I realise I am not an average whisky consumer. I guess you could say I’m in the one percent group, and yes, I do understand the negative connotations that term holds. I’m not part of that group in terms of wealth, but I most certainly am in terms of the amount and quality of whiskies I (get to) taste. I am fucking spoiled, and I know it. When I think of Glenlivet, this unicorn comes to mind. That’s not normal.
That’s not to say that if you’re like me, you should discard brands like Glenlivet altogether. I know of plenty not very enlightened souls that not only spit on (or in) blends because of their Olympian approach to whisky, but also roll their eyes at the big brands. That’s stupid, and you won’t see me do that.
I always try to keep a steady diet of official distillery releases going – many of them could be branded as entry-level malts, or slightly above. Back to basics, is what I could call it, but even that can be denigrating, as so many people would be in awe of something like the Glenlivet 18 Years Old. It sometimes is easy to get lost in the world of rare, old, expensive offerings of whisky, but it’s useful to gain some perspective every once in a while.

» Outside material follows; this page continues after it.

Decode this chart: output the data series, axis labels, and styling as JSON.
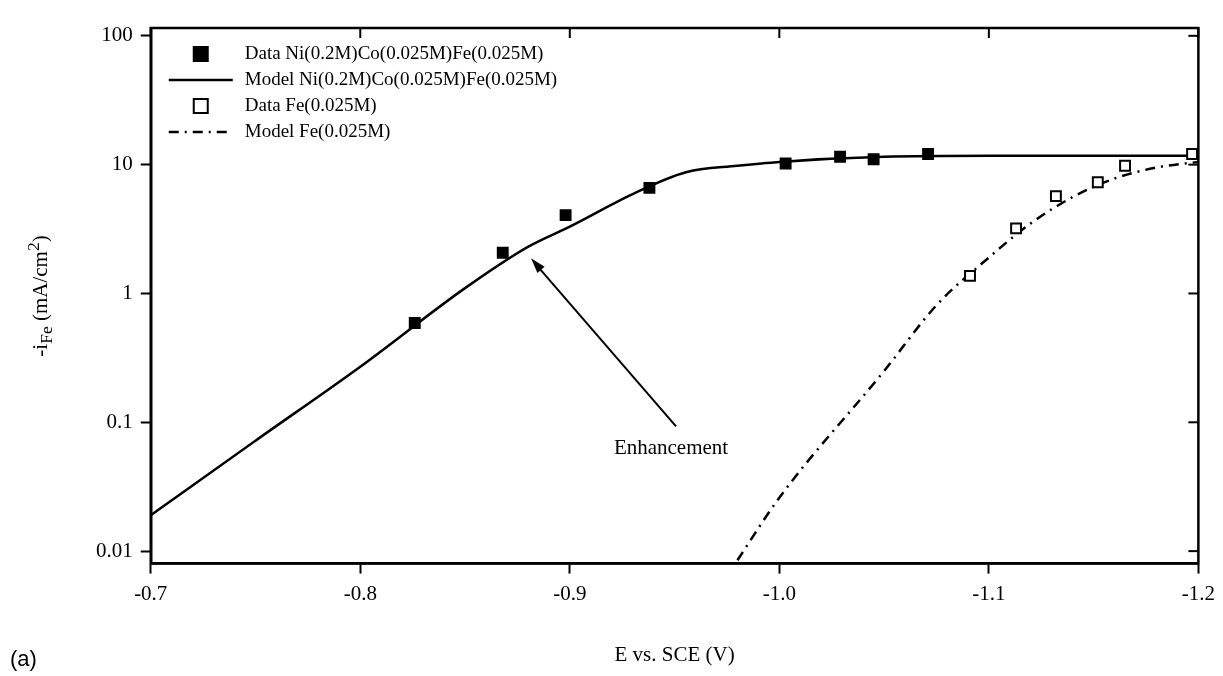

Glenlivet 18 Years Old (2017)
Nose: Fresh with tropical fruits, balanced and elegant. Nectarines, orange peel and a whiff of sultanas. There’s a touch of red apples and rose petals too, followed by a hint of sour beer. Good stuff though. Taste: Somewhat acidic and slightly tannic even, but the balance is restored with a few sweeter notes. Lemon zest, oranges, candied hearts, honey, but also a small amount of ginger. Finish: A hint of caramel, but also burnt toast and pepper.
Quite a robust single malt from Glenlivet with a nice complexity, although a tad too oak driven at times. Overall there’s not much too fault here. Actually, if I dare say, it’s pretty good.